Between 29 May and 8 June, the period of Thy Kingdom Come, our bishops and members of our senior team will be sharing reflections on prayer. Read a reflection entitled ‘He Invited Him to Sit with Him’ from Reverend Dr Amy Roche, Diocesan Head of Mission and Ministry, below.
In Acts 8:26–40, we encounter a striking example of how the Kingdom of God is not a static realm we wait for others to discover, but a dynamic movement that calls us to go, to draw near, and to walk with those seeking truth.
Philip is instructed by the Spirit to go toward the desert road, a place not of convenience but of divine appointment. There he finds the Ethiopian eunuch—a man of position and intellect, but a man who may have experienced a sense of exclusion as he had been attending the Temple, being disallowed to worship alongside the main group of men due to his physical condition as a eunuch.
As he sat now, on a pause in his journey home, he was seeking understanding in the Scriptures, but unable to grasp their full meaning. How could he match his experience with knowing good news and the love of God? Might he have felt that the law of Moses seemed, rather, to discriminate against him?
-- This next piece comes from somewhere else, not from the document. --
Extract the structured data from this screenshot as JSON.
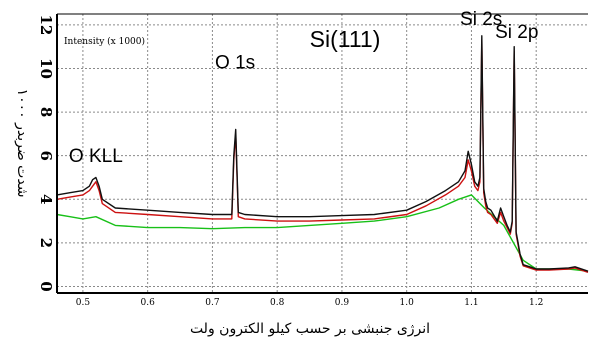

But God is sending a person of faith to come alongside him. Philip does not wait for the eunuch to approach him. He runs to him, hears his questions, and enters the chariot of this seeker. The pivotal moment comes when the eunuch says, “He invited him to sit with him.” This invitation is not only literal—it represents openness, hospitality, and the willingness to be accompanied on a journey of discovery. The key is that Philip starts at the place of the eunuch’s question, and journeys patiently from there to lead him to a gradual understanding that the Good News applies to him! I love to imagine that Philip turned over that scroll to the place in Isaiah which reads:
“To the eunuchs who keep my Sabbaths, who choose the things that please me and hold fast my covenant, I will give in my house and within my walls a monument and a name better than sons and daughters; I will give them an everlasting name that shall not be cut off.”
This coming alongside others is at the heart of the Gospel. Just as Jesus came to dwell among us, so we are called not to remain in our churches or Christian circles waiting for questions to come, but to go—to our neighbours, our work colleagues, and beyond to places where curiosity stirs and hearts are open.
We see another powerful example in John 1:43–46, where Philip (a different Philip) finds Nathanael and says, “We have found the one Moses wrote about… Jesus of Nazareth.” Nathanael is sceptical, but Philip doesn’t argue or retreat. He simply says, “Come and see.” This phrase echoes the same posture of invitation, movement, and presence. Philip goes to Nathanael. He doesn’t expect him to figure it out alone. He bridges the distance.
As we reflect on the theme “Thy Kingdom Come,” we must recognize that the Kingdom is not built by passivity or distance. It comes through proximity—through sitting beside those who are unsure, curious, or hurting. It comes when we’re willing to leave familiar places to meet people where they are, not just physically but emotionally and spiritually.
The eunuch’s invitation to Philip is a beautiful image of evangelism as companionship. Our calling is not merely to preach but to listen, to sit with, to explain, and to share the journey. God’s Kingdom comes near every time we step out in obedience and are found alongside someone seeking more. Let us be people who are ready to hear the prompt – to go —and when invited, sit—and through our presence, point others to the risen Christ.